- Film poster
- 一直游到海水变蓝
- Directed by: Jia Zhangke
- Written by: Jia Zhangke Wan Jiahuan
- Produced by: Zhao Tao
- Cinematography: Yu Lik-wai
- Edited by: Kong Jinlei
- Production companies: Xstream Pictures; Shanxi Film & Television Group; Huayi Brothers; Huaxia Film Distribution; Huaxin Kylin Culture Media; Shanghai Film Studio; Wishart Media; We Entertainment; iQIYI Pictures; Alibaba Pictures Group;
- Distributed by: M2K; Cinema Guild;
- Release dates: February 20, 2020 (Germany); September 19, 2021 (China);
- Running time: 112 minutes
- Country: China
- Language: Mandarin

= Swimming Out Till the Sea Turns Blue =

2020 documentary film by Jia Zhangke

Swimming Out Till the Sea Turns Blue (simplified Chinese: 一直游到海水变蓝, pinyin: Yī zhí yóu dào hǎi shuǐ biàn lán) is a 2020 documentary film by Jia Zhangke about three authors attending a literary festival in his hometown in Shanxi.

== Synopsis ==
Swimming Out Till the Sea Turns Blue is organized into 18 chapters and centers on three great modern Chinese writers, Jia Pingwa, Yu Hua, and Liang Hong at a literary festival which Jia organized in May 2019 in his hometown of Fenyang in Shanxi province.
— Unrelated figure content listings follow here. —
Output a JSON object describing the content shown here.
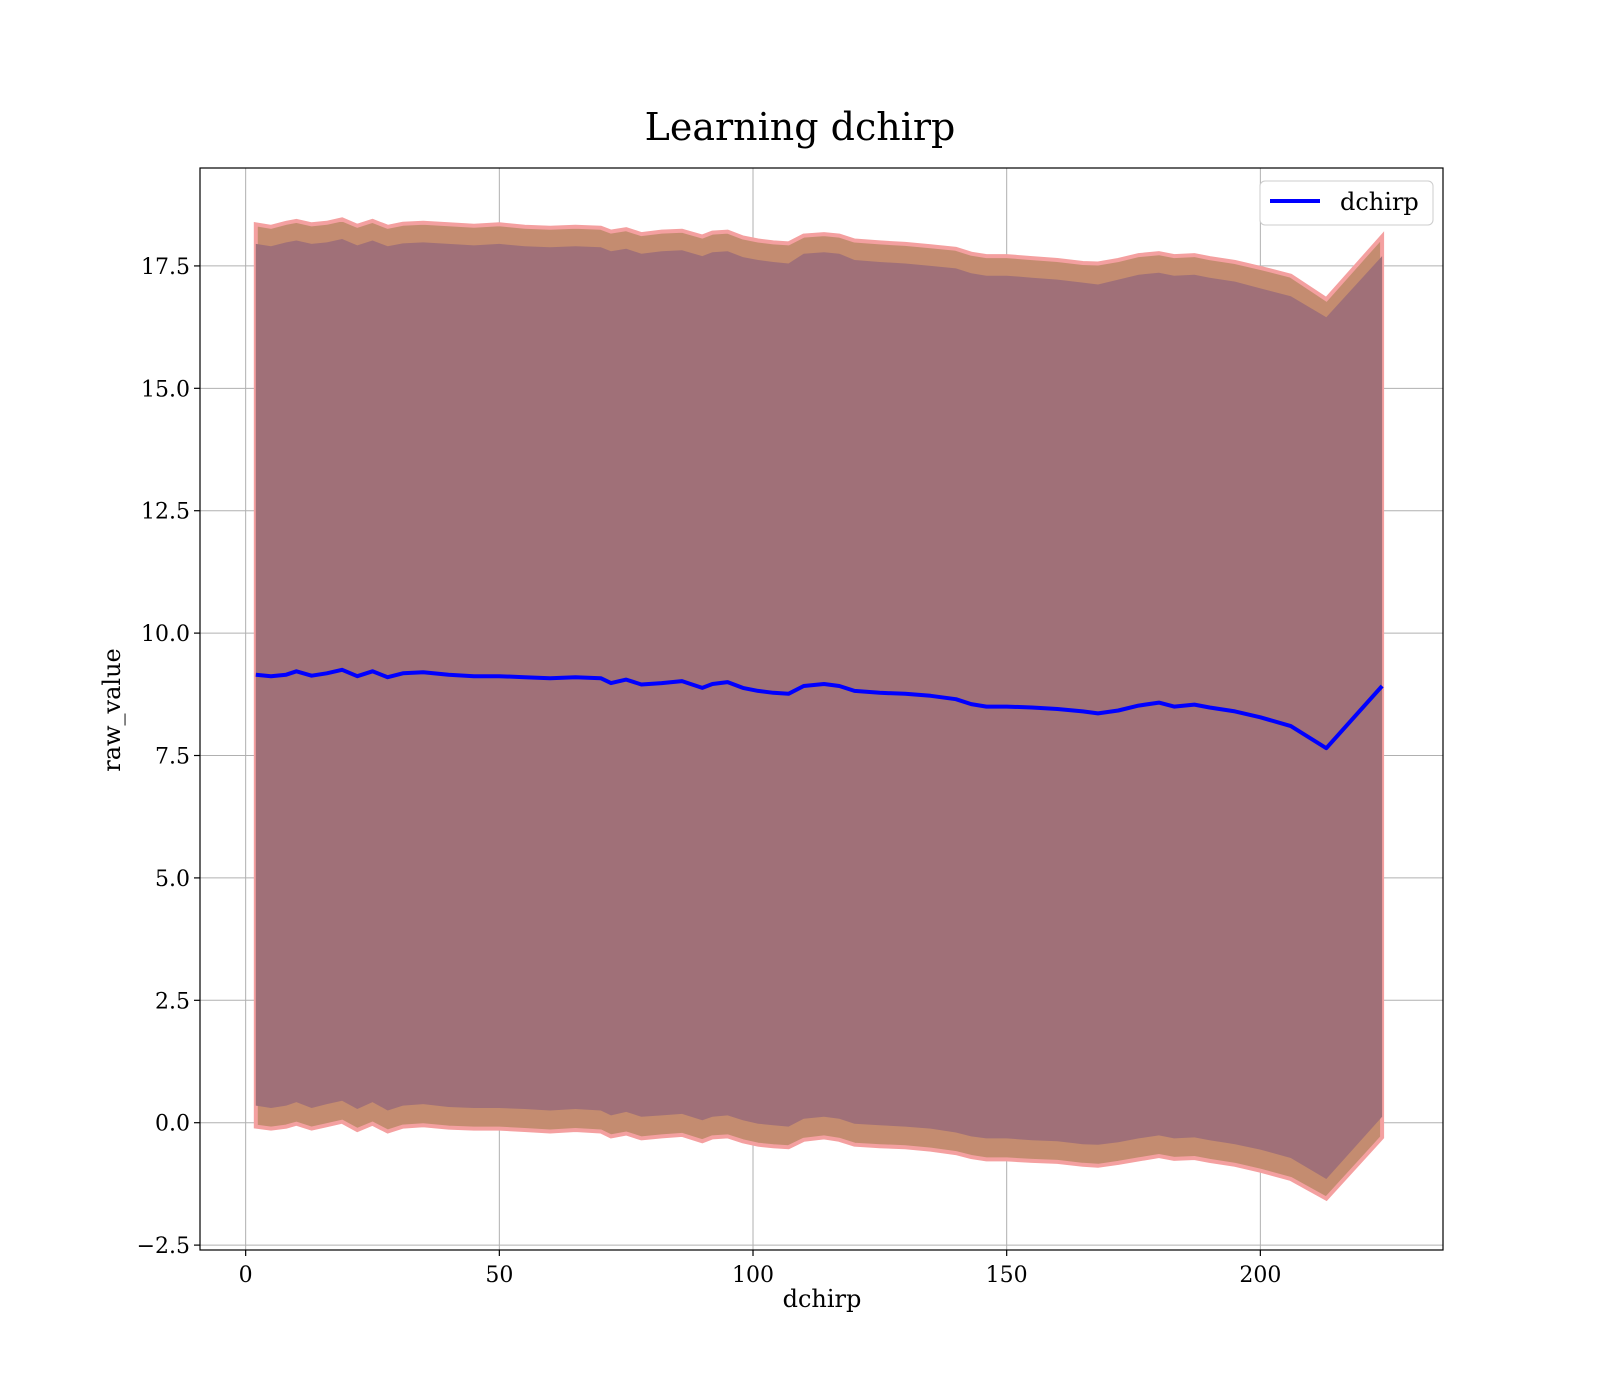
{
  "chart_data": {
    "type": "line",
    "title": "Learning dchirp",
    "xlabel": "dchirp",
    "ylabel": "raw_value",
    "xlim": [
      -9,
      236
    ],
    "ylim": [
      -2.6,
      19.5
    ],
    "xticks": [
      0,
      50,
      100,
      150,
      200
    ],
    "xtick_labels": [
      "0",
      "50",
      "100",
      "150",
      "200"
    ],
    "yticks": [
      -2.5,
      0.0,
      2.5,
      5.0,
      7.5,
      10.0,
      12.5,
      15.0,
      17.5
    ],
    "ytick_labels": [
      "−2.5",
      "0.0",
      "2.5",
      "5.0",
      "7.5",
      "10.0",
      "12.5",
      "15.0",
      "17.5"
    ],
    "grid": true,
    "legend_position": "top-right",
    "colors": {
      "line": "#0000ff",
      "outer_band": "#f4a0a0",
      "middle_band": "#c48c70",
      "inner_band": "#a07078"
    },
    "series": [
      {
        "name": "dchirp",
        "x": [
          2,
          5,
          8,
          10,
          13,
          16,
          19,
          22,
          25,
          28,
          31,
          35,
          40,
          45,
          50,
          55,
          60,
          65,
          70,
          72,
          75,
          78,
          82,
          86,
          90,
          92,
          95,
          98,
          101,
          104,
          107,
          110,
          114,
          117,
          120,
          125,
          130,
          135,
          140,
          143,
          146,
          150,
          155,
          160,
          165,
          168,
          172,
          176,
          180,
          183,
          187,
          190,
          195,
          200,
          206,
          213,
          224
        ],
        "values": [
          9.15,
          9.12,
          9.15,
          9.22,
          9.13,
          9.18,
          9.25,
          9.12,
          9.22,
          9.1,
          9.18,
          9.2,
          9.15,
          9.12,
          9.12,
          9.1,
          9.08,
          9.1,
          9.08,
          8.98,
          9.05,
          8.95,
          8.98,
          9.02,
          8.88,
          8.96,
          9.0,
          8.88,
          8.82,
          8.78,
          8.76,
          8.92,
          8.96,
          8.92,
          8.82,
          8.78,
          8.76,
          8.72,
          8.65,
          8.55,
          8.5,
          8.5,
          8.48,
          8.45,
          8.4,
          8.36,
          8.42,
          8.52,
          8.58,
          8.5,
          8.54,
          8.48,
          8.4,
          8.28,
          8.1,
          7.65,
          8.92
        ],
        "outer_upper": [
          18.35,
          18.3,
          18.38,
          18.42,
          18.35,
          18.38,
          18.45,
          18.32,
          18.42,
          18.3,
          18.36,
          18.38,
          18.35,
          18.32,
          18.35,
          18.3,
          18.28,
          18.3,
          18.28,
          18.2,
          18.25,
          18.15,
          18.2,
          18.22,
          18.1,
          18.18,
          18.2,
          18.08,
          18.02,
          17.98,
          17.96,
          18.12,
          18.15,
          18.12,
          18.02,
          17.98,
          17.95,
          17.9,
          17.85,
          17.75,
          17.7,
          17.7,
          17.66,
          17.62,
          17.56,
          17.55,
          17.62,
          17.72,
          17.76,
          17.7,
          17.72,
          17.66,
          17.58,
          17.46,
          17.3,
          16.82,
          18.1
        ],
        "inner_upper": [
          17.95,
          17.9,
          17.98,
          18.02,
          17.95,
          17.98,
          18.05,
          17.92,
          18.02,
          17.9,
          17.96,
          17.98,
          17.95,
          17.92,
          17.95,
          17.9,
          17.88,
          17.9,
          17.88,
          17.8,
          17.85,
          17.75,
          17.8,
          17.82,
          17.7,
          17.78,
          17.8,
          17.68,
          17.62,
          17.58,
          17.55,
          17.75,
          17.78,
          17.75,
          17.62,
          17.58,
          17.55,
          17.5,
          17.45,
          17.35,
          17.3,
          17.3,
          17.26,
          17.22,
          17.16,
          17.12,
          17.22,
          17.32,
          17.36,
          17.3,
          17.32,
          17.26,
          17.18,
          17.04,
          16.88,
          16.45,
          17.7
        ],
        "inner_lower": [
          0.35,
          0.3,
          0.35,
          0.42,
          0.3,
          0.38,
          0.45,
          0.28,
          0.42,
          0.25,
          0.35,
          0.38,
          0.32,
          0.3,
          0.3,
          0.28,
          0.25,
          0.28,
          0.25,
          0.15,
          0.22,
          0.12,
          0.15,
          0.18,
          0.05,
          0.12,
          0.15,
          0.05,
          -0.02,
          -0.05,
          -0.08,
          0.08,
          0.12,
          0.08,
          -0.02,
          -0.05,
          -0.08,
          -0.12,
          -0.2,
          -0.28,
          -0.32,
          -0.32,
          -0.36,
          -0.38,
          -0.44,
          -0.45,
          -0.4,
          -0.32,
          -0.26,
          -0.32,
          -0.3,
          -0.36,
          -0.44,
          -0.55,
          -0.72,
          -1.15,
          0.12
        ],
        "outer_lower": [
          -0.08,
          -0.12,
          -0.08,
          -0.02,
          -0.12,
          -0.05,
          0.02,
          -0.15,
          -0.02,
          -0.18,
          -0.08,
          -0.05,
          -0.1,
          -0.12,
          -0.12,
          -0.15,
          -0.18,
          -0.15,
          -0.18,
          -0.28,
          -0.22,
          -0.32,
          -0.28,
          -0.25,
          -0.38,
          -0.3,
          -0.28,
          -0.38,
          -0.45,
          -0.48,
          -0.5,
          -0.35,
          -0.3,
          -0.35,
          -0.45,
          -0.48,
          -0.5,
          -0.55,
          -0.62,
          -0.7,
          -0.75,
          -0.75,
          -0.78,
          -0.8,
          -0.86,
          -0.88,
          -0.82,
          -0.75,
          -0.68,
          -0.74,
          -0.72,
          -0.78,
          -0.86,
          -0.98,
          -1.15,
          -1.55,
          -0.3
        ]
      }
    ]
  }
}
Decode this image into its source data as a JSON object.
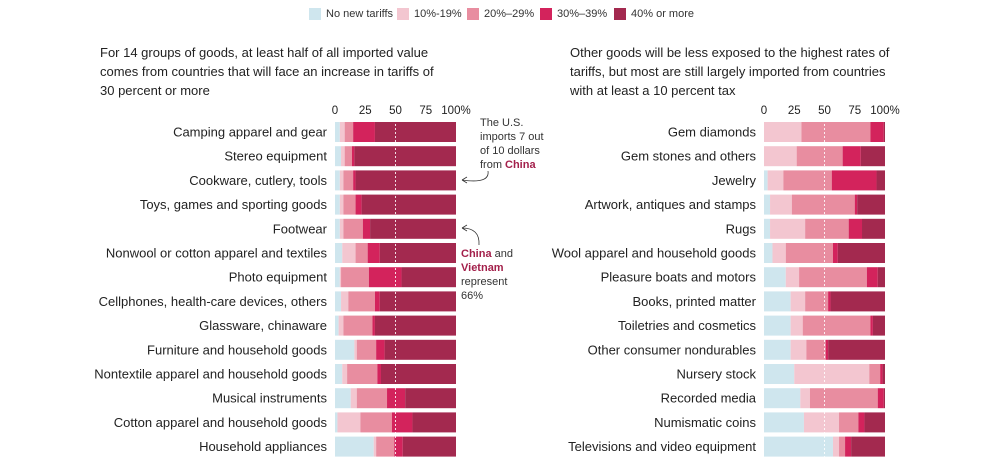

Through reflections on their childhoods, careers, and lives, the authors discuss the changes China has undergone since their births in the 1950s, 60s, and 70s.

== Production ==
Swimming Out Till the Sea Turns Blue was directed by Jia Zhangke, produced by Zhao Tao, Xstream Pictures, Huaxia Film Distribution, Shanxi Film and Television Group, Huaxin Kylin Culture Media, Wishart Media, Huayi Brothers Pictures, Shi Dian Culture Communication, We Entertainment, iQIYI Pictures, and Alibaba Pictures Group, written by Jia Zhangke and Wan Jiahuan, and edited by Kong Jinlei. Its cinematography was done by Yu Lik-wai and its sound was done by Zhang Yang. It is distributed internationally by M2K and in the United States by Cinema Guild.

== Release ==
Swimming Out Till the Sea Turns Blue premiered in Germany at the Berlin International Film Festival on February 20, 2020 and in the United States at the New York Film Festival on September 17, 2020. Its theatrical release in the United States began on May 28, 2021.

== Reception ==
Swimming Out Till the Sea Turns Blue has received mostly positive reviews, holding a score of 69 on Metacritic and 73% on Rotten Tomatoes. Many critics wrote that the film lacked the structure and contextualization necessary to be impactful, while some praised its visuals and reflective nature, with Ignatiy Vishnevetsky for The A.V. Club describing the film as "handsomely shot" and an "oral history." The film received a positive review from A. O. Scott in the New York Times, where he wrote that the film was subtle and informative about historical events while still being accessible to those unfamiliar with the works of the featured authors, an evaluation echoed by other critics.